Es un enfoque contraproducente. Las mujeres sádicas no necesitan necesariamente cómplices para ser “chicas del terror”. Lo que sí necesitan con seguridad son estructuras y jefes que permitan, alienten e incluso recompensen tales torturas y abusos.

Los criminales de guerra necesitan tiempos de guerra para ejercer -en seguridad- su sadismo, igual como los fascistas necesitan un régimen fascista para poder someter y matar a gente de otra raza, nacionalidad o ideología. Después de la guerra Lächert y Braunsteiner actuaron ambas como dueñas de casa ordinarias, bien ajustadas y respetadas en sus comunidades. Braunsteiner-Ryan tuvo una vida feliz de familia de clase media en Queens, Nueva York.

¿Pensó alguna vez en los pequeños niños judíos que había “agarrado del pelo y lanzado… sobre camiones que iban a las cámaras de gas” cuando entregaba golosinas del Halloween -noche de brujas, víspera del primero de noviembre- a los niños judíos de su vecindario?

La línea de defensa de Braunsteiner en el proceso de Maidanek fue que no había sido otra cosa que “una pequeña rueda en la maquinaria”, una muchacha sin experiencia y que “… toda la impresión y toda la atmósfera del campo me fueron muy duras, quiero decir, como mujer”. Suena como Mrs. England.

Lächert, Braunsteiner y los demás guardias de Maidanek pueden ciertamente no haber sido más que pequeñas ruedas -pero parte de una maquinaria letal que mató a millones de personas inocentes-. Lo hicieron por puro sadismo, para permitirse la contemplación de personas inocentes, indefensas, que sufrían y sangraban; lo hicieron por dinero y por una modesta carrera.
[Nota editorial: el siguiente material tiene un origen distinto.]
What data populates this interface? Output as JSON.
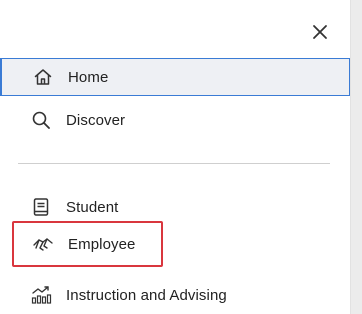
{
  "header": {
    "close_icon": "close-icon"
  },
  "nav": {
    "primary": [
      {
        "label": "Home",
        "icon": "home-icon"
      },
      {
        "label": "Discover",
        "icon": "search-icon"
      }
    ],
    "secondary": [
      {
        "label": "Student",
        "icon": "book-icon"
      },
      {
        "label": "Employee",
        "icon": "handshake-icon"
      },
      {
        "label": "Instruction and Advising",
        "icon": "growth-chart-icon"
      }
    ]
  },
  "colors": {
    "active_border": "#3a7bd5",
    "active_background": "#eef0f4",
    "highlight_outline": "#d9363e"
  }
}
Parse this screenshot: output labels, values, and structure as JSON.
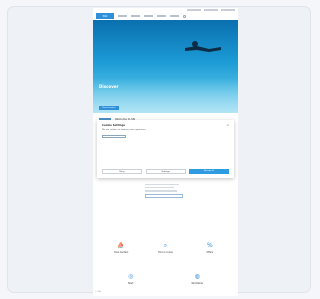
{
  "site": {
    "logo": "SSI"
  },
  "hero": {
    "title": "Discover",
    "button": "Find a center"
  },
  "intro": {
    "title": "Welcome to SSI"
  },
  "consent": {
    "title": "Cookie Settings",
    "text": "We use cookies to improve your experience.",
    "buttons": [
      "Deny",
      "Settings",
      "Accept all"
    ],
    "close": "×"
  },
  "features": [
    {
      "icon": "boat-icon",
      "label": "Dive Centers"
    },
    {
      "icon": "search-icon",
      "label": "Find a course"
    },
    {
      "icon": "percent-icon",
      "label": "Offers"
    },
    {
      "icon": "diver-icon",
      "label": "Start"
    },
    {
      "icon": "globe-icon",
      "label": "Worldwide"
    }
  ],
  "footer": "© SSI"
}
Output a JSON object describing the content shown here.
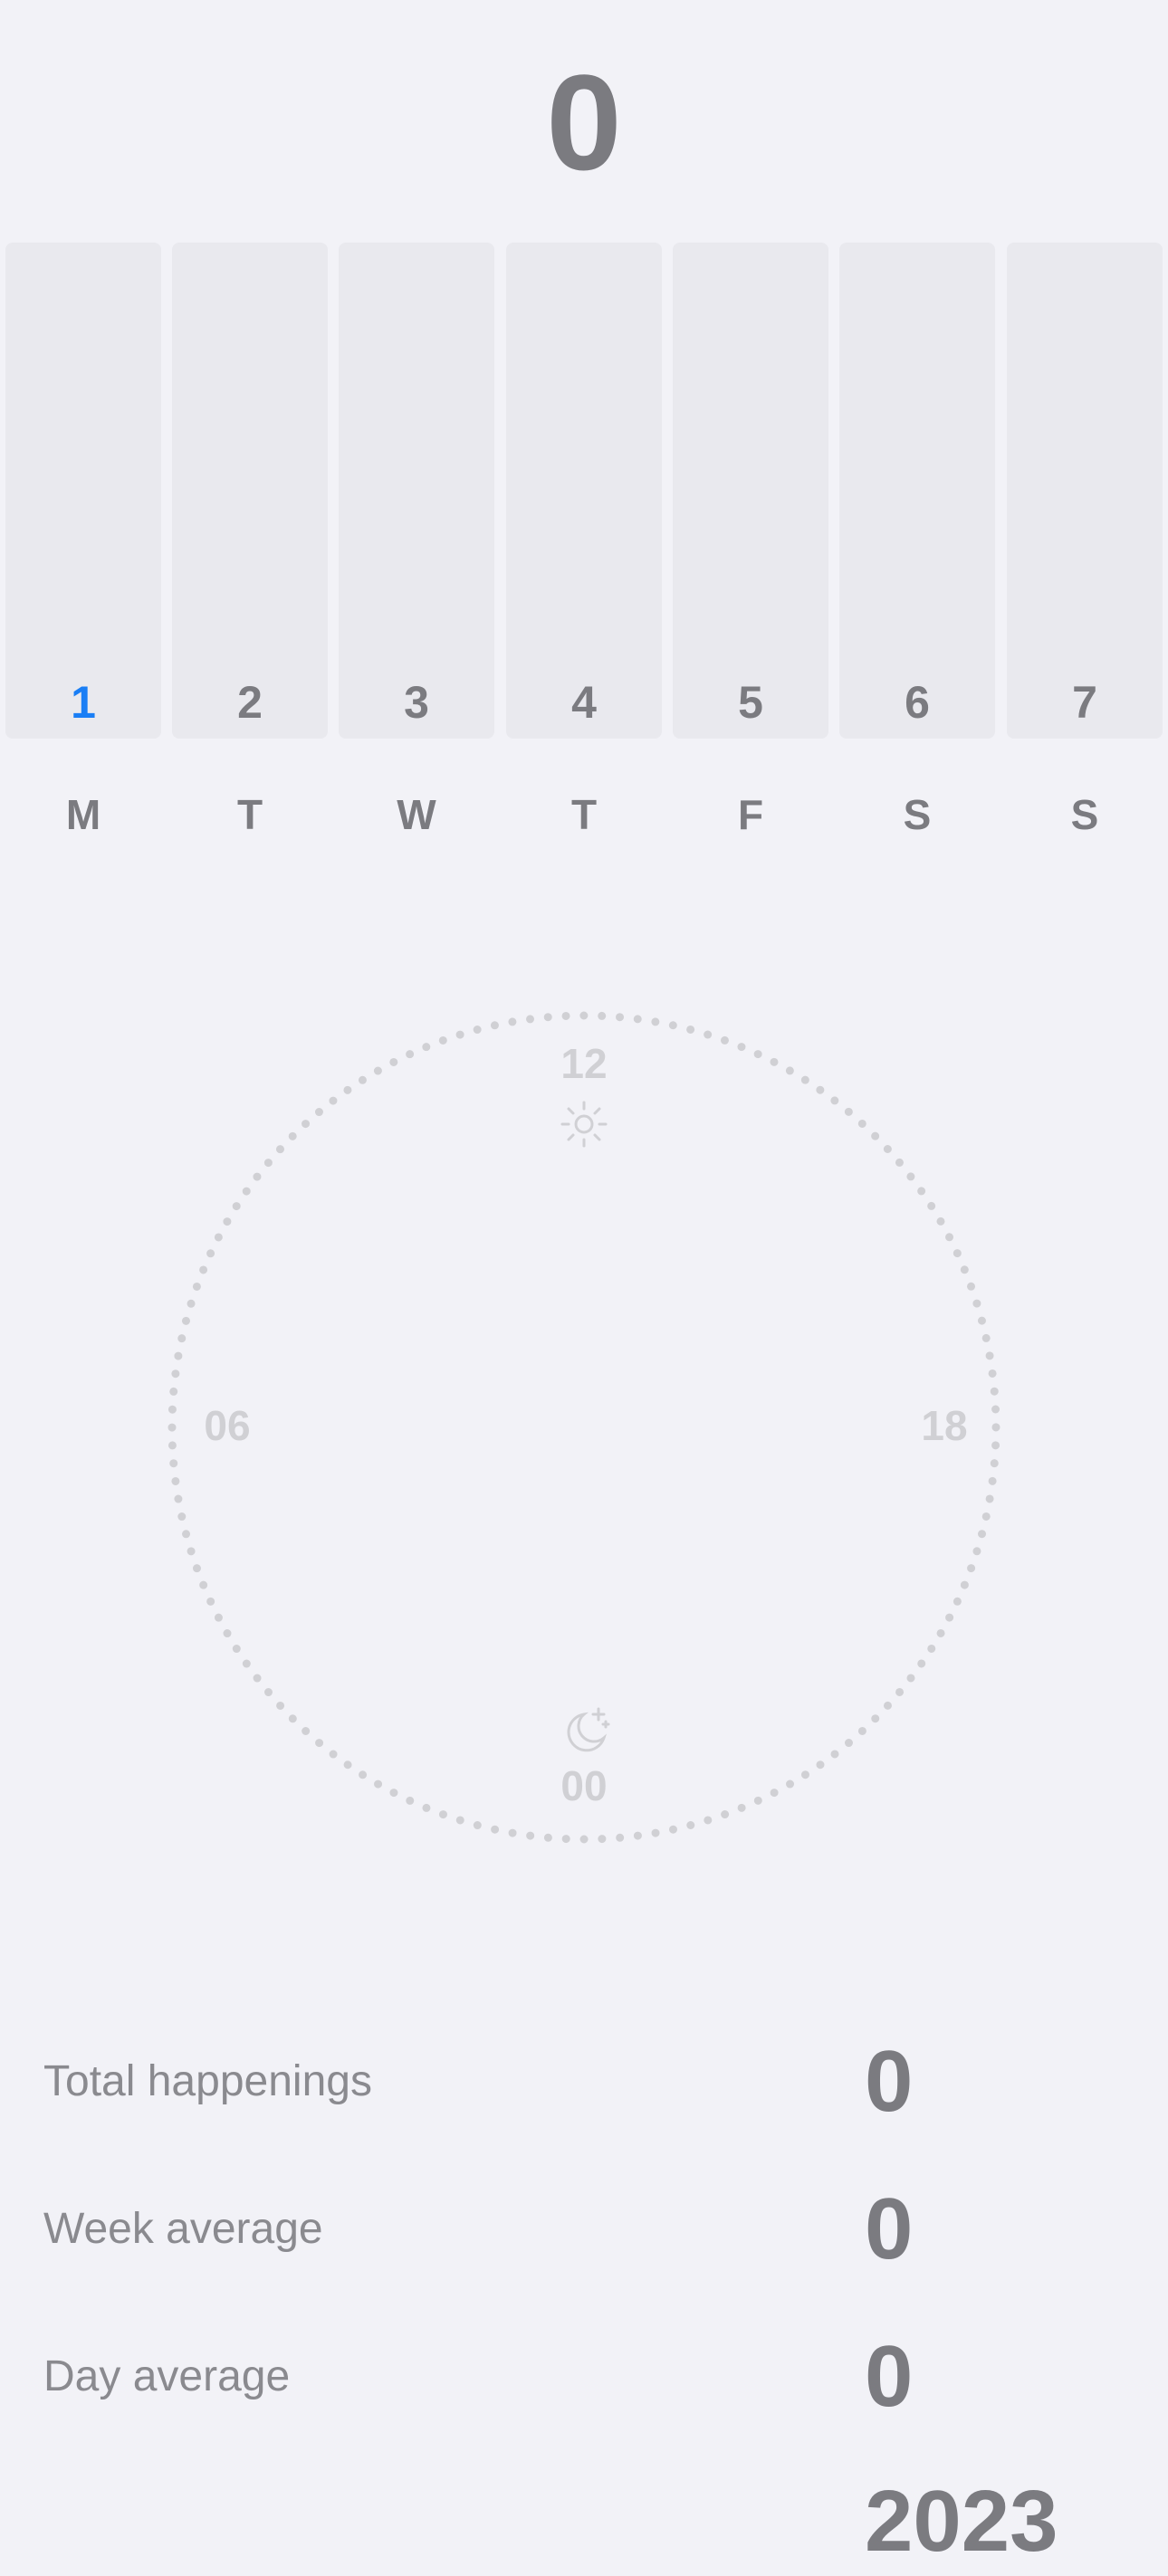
{
  "header": {
    "total_count": "0"
  },
  "week": {
    "days": [
      {
        "number": "1",
        "weekday": "M",
        "current": true
      },
      {
        "number": "2",
        "weekday": "T",
        "current": false
      },
      {
        "number": "3",
        "weekday": "W",
        "current": false
      },
      {
        "number": "4",
        "weekday": "T",
        "current": false
      },
      {
        "number": "5",
        "weekday": "F",
        "current": false
      },
      {
        "number": "6",
        "weekday": "S",
        "current": false
      },
      {
        "number": "7",
        "weekday": "S",
        "current": false
      }
    ]
  },
  "clock": {
    "label_top": "12",
    "label_left": "06",
    "label_right": "18",
    "label_bottom": "00",
    "top_icon": "sun-icon",
    "bottom_icon": "moon-stars-icon"
  },
  "stats": {
    "total_label": "Total happenings",
    "total_value": "0",
    "week_avg_label": "Week average",
    "week_avg_value": "0",
    "day_avg_label": "Day average",
    "day_avg_value": "0",
    "partial_value": "2023"
  },
  "colors": {
    "background": "#f2f2f7",
    "bar": "#e9e9ee",
    "accent": "#1a7ef5",
    "text": "#7b7b80",
    "faint": "#d0d0d4"
  }
}
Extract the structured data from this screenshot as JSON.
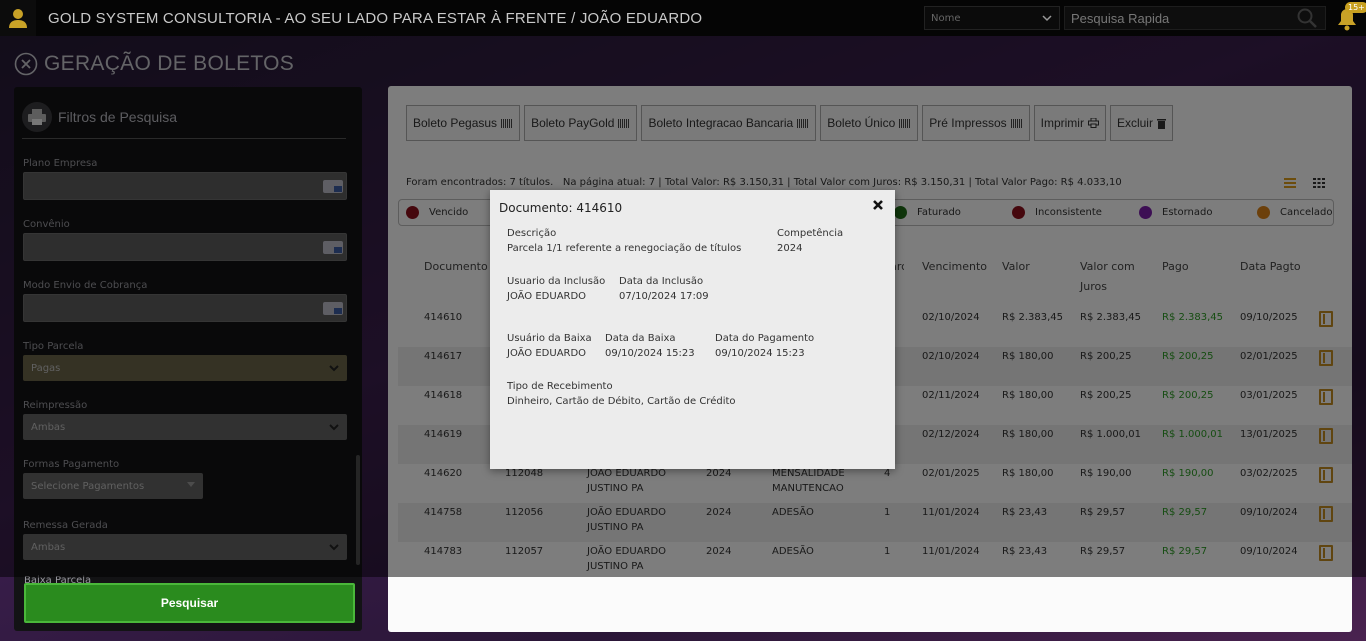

No le costó más que cuatro años a Braunsteiner, de 23 años, para llegar a vigilante supervisora en Genthin. En 1945 fue condecorada con la ‘Kriegsverdienstkreuz Zweiter Klasse’ (Cruz de Segunda Clase por Servicios en la Guerra). Los tiempos de guerra y el fascismo sacan a relucir lo peor en los seres humanos y por cierto hacen que la peor calaña llegue a los puestos más elevados. Pero los tiempos terribles y los regímenes terribles también sacan a relucir lo mejor en algunos seres humanos: el valor, el heroísmo, la empatía.

La Orquesta Roja

El grupo de resistencia berlinés al que la Gestapo llamó La Orquesta Roja (Die rote Kapelle) fue una de las mayores, mejor organizadas y efectivas organizaciones de resistencia dentro de las fronteras de Alemania nazi.

A fines de 1942 el grupo cayó en las redes de la Gestapo. De sus más de 100 miembros casi la mitad eran mujeres: mujeres mayores, mujeres jóvenes, muchachas de sólo 16 años. 49 de sus integrantes fueron condenados a muerte y ejecutados de forma muy cruel en la prisión Plötzensee: los hombres colgados, las mujeres decapitadas a fines de 1942 y comienzos de 1943.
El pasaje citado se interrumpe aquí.